O homem que deixou a Caatinga respirar
Um conto em homenagem ao Dia Nacional da Caatinga, bioma lindo e ameaçado que ocupa cerca de 10% do país e está presente nos nove estados do Nordeste
Lá nas entradas da Trincheira, zona rural de Cabaceiras, no Cariri da Paraíba, quase perto do rio Taperoá, onde o sol funde as pedras se deixar, e o vento espalha poeira como quem espalha lembrança. Pronto, é lá que vive Cícero. Filho do vaqueiro Totinha com a agricultora Tereza, neto de dona Luzia rezadeira, ele nasceu entre espinhos de mandacaru e a cantoria dos pássaros às cinco da manhã. Desde menino, aprendeu a respeitar o que o sertão oferecia — e, mais importante, o que ele não dava.
Cícero via escassez, mas também via ensinamento. A estiagem lhe mostra a cada ano que paciência é mais valiosa que água em pote de barro. Que quando o chão racha, é só o tempo da raiz se ajeitar mais fundo. E que a Caatinga era viva — viva de um jeito que só quem escuta o silêncio do mato entende. Pena que segue tão mal tratada.
Enquanto os mais jovens partiam para Campina Grande ou João Pessoa em busca de futuro, ele preferiu ficar por ali mesmo. Decidiu que iria cuidar da terra como quem cuida da mãe doente: com zelo, atenção e fé. Cícero nunca teve estudo de papel timbrado, mas lia a Caatinga com os olhos de quem lê um livro sagrado.
Foi num dia de fevereiro, desses que arde sem piedade, que Cícero notou o primeiro sinal: o juazeiro que ele plantara cinco anos antes começou a sombrear o curral. Era um gesto pequeno, mas ali havia uma promessa — de sombra, de semente, de permanência.
Começou a cercar um pedaço de chão, afastar o gado, controlar o uso da água e deixar o mato se recompor. O povo da vila zombava: “Ciço tá criando mato pra ver arinho”. Ele sorria. Sabia que ali, no meio da jurema-preta, xique-xique, pau-ferro havia um pacto antigo, que vem desde os indígenas, entre o sertanejo e a terra.

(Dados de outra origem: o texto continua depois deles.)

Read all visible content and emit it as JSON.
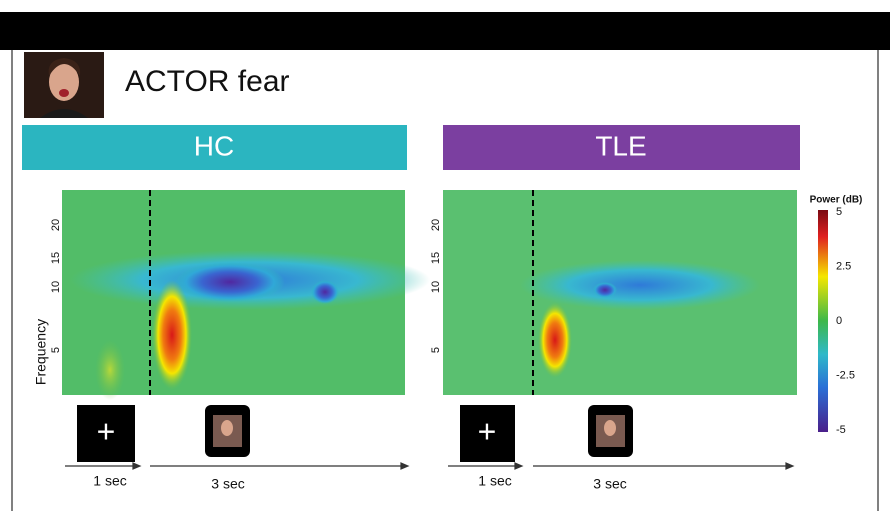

O tempo foi ando e o trabalho de reflorestamento feito por Cícero virou conversa de rádio local, depois reportagem na TV. O “sertanejo que queria salvar a Caatinga” virou manchete. Mas ele pouco ligava para fama. O que lhe importava era o retorno das abelhas jandaíras, era o barulho dos bichos à noite, era ver as plantas acordando com a primeira chuva, como se soubessem que o tempo certo sempre volta.
Um pesquisador da universidade chegou certa vez, instalou uma torre esquisita no meio da reserva de Cícero. Mediam o tal do carbono. Dias depois, o doutor espantado dizia que aquele pedaço de chão sequestrava CO₂ como poucas florestas no mundo. Cícero coçou o queixo, olhou o chão e disse: — Pois é… a Caatinga só precisa que deixem ela respirar.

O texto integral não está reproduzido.